June 9, 2020

Being Thirsty and Being Human

I remember how it felt. The mid-afternoon sun would be blazing, the humidity high. Then in my mid-teens, I would be on a hay wagon behind a baler. My job was to hook bales free of the baler’s chute, lug them to the back of the wagon, and stack them securely, five or six rows high. The baler’s pace demanded my full attention. The pounding of the baler and the growling of the tractor sealed off distractions. The heat beat down. Suddenly, motion, sound, swirling dust — everything would stop. The mid-afternoon snack had arrived and with it a jug of fresh well water. Just as suddenly, I would realize that I was thirsty, desperately thirsty. Raising the jug high, I would drink on and on, feeling the chill of the water rise in my belly. Water was never as good. I would never have enough.

Thirst is a doorway to understanding who we are and how we relate to our planet. More than half of our body weight is water. Water is a primary building block of our cells. We need it to swallow and digest our food, lubricate our joints, flush wastes and toxins from our bodies, carry oxygen and nutrients to our cells, and more. When as little as two per cent of our body’s water has been lost, we get thirsty. Humans depend on water; we know that from direct experience. Along with every other living being on this planet, we are creatures who need what Earth provides.

Not only do we need the water that Earth provides, our societies and cultures need the ways that Earth provides it.

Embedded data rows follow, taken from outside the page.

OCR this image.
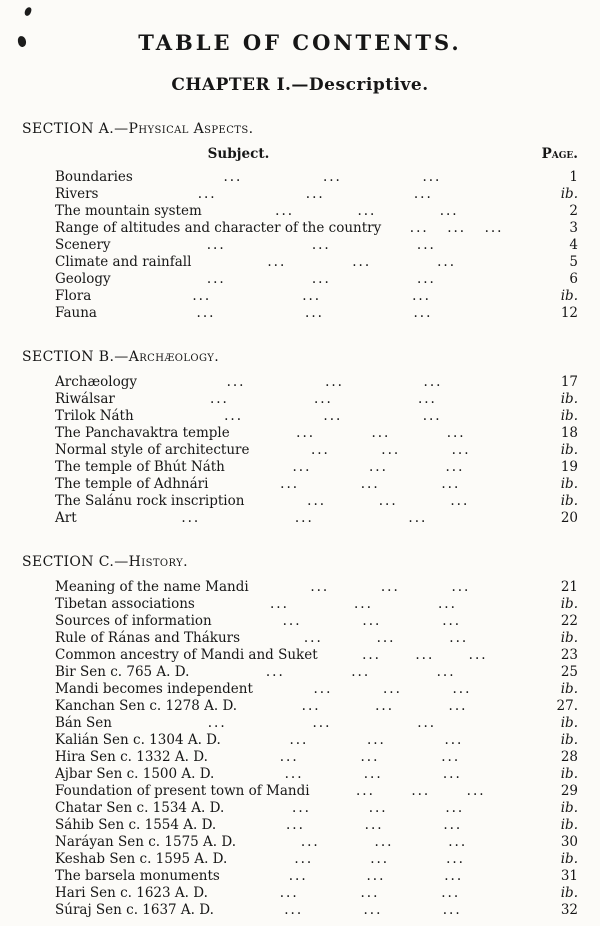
TABLE OF CONTENTS.
CHAPTER I.—Descriptive.
SECTION A.—Physical Aspects.
Subject.	Page.
Boundaries	...	...	...	1
Rivers	...	...	...	ib.
The mountain system	...	...	...	2
Range of altitudes and character of the country ... ... ...	3
Scenery	...	...	...	4
Climate and rainfall	...	...	...	5
Geology	...	...	...	6
Flora	...	...	...	ib.
Fauna	...	...	...	12
SECTION B.—Archæology.
Archæology	...	...	...	17
Riwálsar	...	...	...	ib.
Trilok Náth	...	...	...	ib.
The Panchavaktra temple	...	...	...	18
Normal style of architecture	...	...	...	ib.
The temple of Bhút Náth	...	...	...	19
The temple of Adhnári	...	...	...	ib.
The Salánu rock inscription	...	...	...	ib.
Art	...	...	...	20
SECTION C.—History.
Meaning of the name Mandi	...	...	...	21
Tibetan associations	...	...	...	ib.
Sources of information	...	...	...	22
Rule of Ránas and Thákurs	...	...	...	ib.
Common ancestry of Mandi and Suket	...	...	...	23
Bir Sen c. 765 A. D.	...	...	...	25
Mandi becomes independent	...	...	...	ib.
Kanchan Sen c. 1278 A. D.	...	...	...	27.
Bán Sen	...	...	...	ib.
Kalián Sen c. 1304 A. D.	...	...	...	ib.
Hira Sen c. 1332 A. D.	...	...	...	28
Ajbar Sen c. 1500 A. D.	...	...	...	ib.
Foundation of present town of Mandi	...	...	...	29
Chatar Sen c. 1534 A. D.	...	...	...	ib.
Sáhib Sen c. 1554 A. D.	...	...	...	ib.
Naráyan Sen c. 1575 A. D.	...	...	...	30
Keshab Sen c. 1595 A. D.	...	...	...	ib.
The barsela monuments	...	...	...	31
Hari Sen c. 1623 A. D.	...	...	...	ib.
Súraj Sen c. 1637 A. D.	...	...	...	32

Water falls from the sky as rain or snow, percolates down through the soil, and runs away in growing streams and rivers until it pools in great basins, some of them as large as oceans, some of them far beneath the ground. Marvellously, the water that falls will also rise, returning to the sky, only to fall again another day. Without that cycle, the earth would be barren. We depend on it, too. Agriculture requires predictable rains. Without waterways, trade would not have developed as it did. Ways of life that we have developed over centuries would not be what they are without the roles that water plays on planet Earth. When it comes to water, we humans appear to be situated in cycles and processes that provide for our needs and enable our development.

The Earth’s water doesn’t always suit our needs. Water can be threatening. When the Red River rises bit by bit across southern Manitoba, threatening to fill every trench and climb every dike, there is little to feel but dread. When the Bow reaches far beyond its banks, crashing through towns and destroying urban environments, we are afraid. Water on the rampage has power beyond our control.

There is more about water than our needs and our fears. Water also provides pleasure — sometimes even joy. A long drink of cool water on a hot, sweaty day satisfies us. A tumbling waterfall throwing up clouds of mist as it splatters on smooth rocks astounds us. The sight and sound of waves soothe us. The feel of soapy water on our skin refreshes us. The scrape of sharp blades on hard ice is music to our ears. A world without water’s pleasures would be a duller world.

We shouldn’t be surprised that water rituals play significant roles in many of our religions. Water shows what we are — creatures interacting with a complex environment that sustains us. Whatever powers we may possess, we have certain fragilities too. Water uncovers them, but it also uncovers something else. We have the capacity for delight.


Lloyd Den Boer is retiring as Dean of Education at The King’s University after a career in teaching at every level from elementary school to teacher preparation.